Oxidative stress in patients with type 2 diabetes mellitus treated with metformin

*** Oxidative stress in patients with type 2 diabetes mellitus treated with metformin *** AIMS: To evaluate oxidative stress parameters in patients with type 2 diabetes mellitus treated with metformin, relating these values to its side effects, plasma levels, glycemic control, diabetic complications, lipid profile, and the influence of pharmacotherapeutic follow-up. METHODS: Patients with type 2 diabetes mellitus , on metformin and in pharmacotherapeutic follow-up for four months, were evaluated. The pharmacotherapeutic follow-up consisted in providing information and answering patients’ questions about medication and disease. In addition, administration times, dosages, and presence or absence of side effects related to the use of metformin were verified. Glycemic and lipid profile, oxidative stress (superoxide dismutase and malondialdehyde) and plasma metformin were evaluated. Pearson’s correlation and Spearman’s correlation were performed to evaluate the relationship between the variables at the beginning of the study. The independent t-test and Mann-Whitney U test were used to assess the difference between the groups with and without diabetic complications. The range of values between the beginning andxa0 end of the study was evaluated using Student’s t-test or Wilcoxon U test.
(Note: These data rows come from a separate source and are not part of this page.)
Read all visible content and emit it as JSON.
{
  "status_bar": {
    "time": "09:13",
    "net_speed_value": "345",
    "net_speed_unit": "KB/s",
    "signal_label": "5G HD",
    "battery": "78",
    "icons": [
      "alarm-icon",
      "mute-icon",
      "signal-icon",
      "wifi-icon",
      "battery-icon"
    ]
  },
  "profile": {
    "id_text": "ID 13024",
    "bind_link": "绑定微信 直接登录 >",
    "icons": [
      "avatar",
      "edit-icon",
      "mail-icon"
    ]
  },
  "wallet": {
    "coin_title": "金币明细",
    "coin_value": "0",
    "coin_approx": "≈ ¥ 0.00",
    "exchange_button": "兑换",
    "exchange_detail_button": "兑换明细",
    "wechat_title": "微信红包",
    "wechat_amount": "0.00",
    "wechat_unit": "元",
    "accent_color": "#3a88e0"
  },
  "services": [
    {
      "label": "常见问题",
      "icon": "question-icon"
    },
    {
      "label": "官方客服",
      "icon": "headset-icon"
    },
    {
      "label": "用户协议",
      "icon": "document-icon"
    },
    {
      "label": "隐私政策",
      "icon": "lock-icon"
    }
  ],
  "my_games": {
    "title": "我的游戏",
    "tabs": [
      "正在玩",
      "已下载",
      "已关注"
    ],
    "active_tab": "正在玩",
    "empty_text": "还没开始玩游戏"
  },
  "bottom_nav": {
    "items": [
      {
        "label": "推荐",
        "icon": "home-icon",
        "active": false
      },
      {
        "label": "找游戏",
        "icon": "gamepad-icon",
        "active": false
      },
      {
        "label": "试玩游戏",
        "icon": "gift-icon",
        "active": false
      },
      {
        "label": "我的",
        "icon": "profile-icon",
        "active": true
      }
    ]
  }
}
The significance level was set at 5%. RESULTS: The initial sample consisted of 49 patients aged 59±9 years with a body mass index of 29.8±5.1 kg/m 2 , who have had diabetes for a median time of 36 months (interquartile range of 1-240) and have been on metformin for a median time of 36 months (interquartile range of 1-180). Twenty-five patients left the study between the second and fourth meetings. Malondialdehyde levels differed between before and after pharmacotherapeutic follow-up, being positively correlated with blood glucose, glycohemoglobin, and triglyceride level, and negatively correlated with metformin and superoxide dismutase. Blood glucose, glycohemoglobin, and malondialdehyde levels increased, whereas metformin levels decreased in the group with diabetic complications, and there was a correlation between malondialdehyde and the number of diabetic complications per patient. CONCLUSIONS: In this sample of patients with type 2 diabetes mellitus treated with metformin, oxidative stress was more pronounced in those with poor glycemic control and diabetic complications.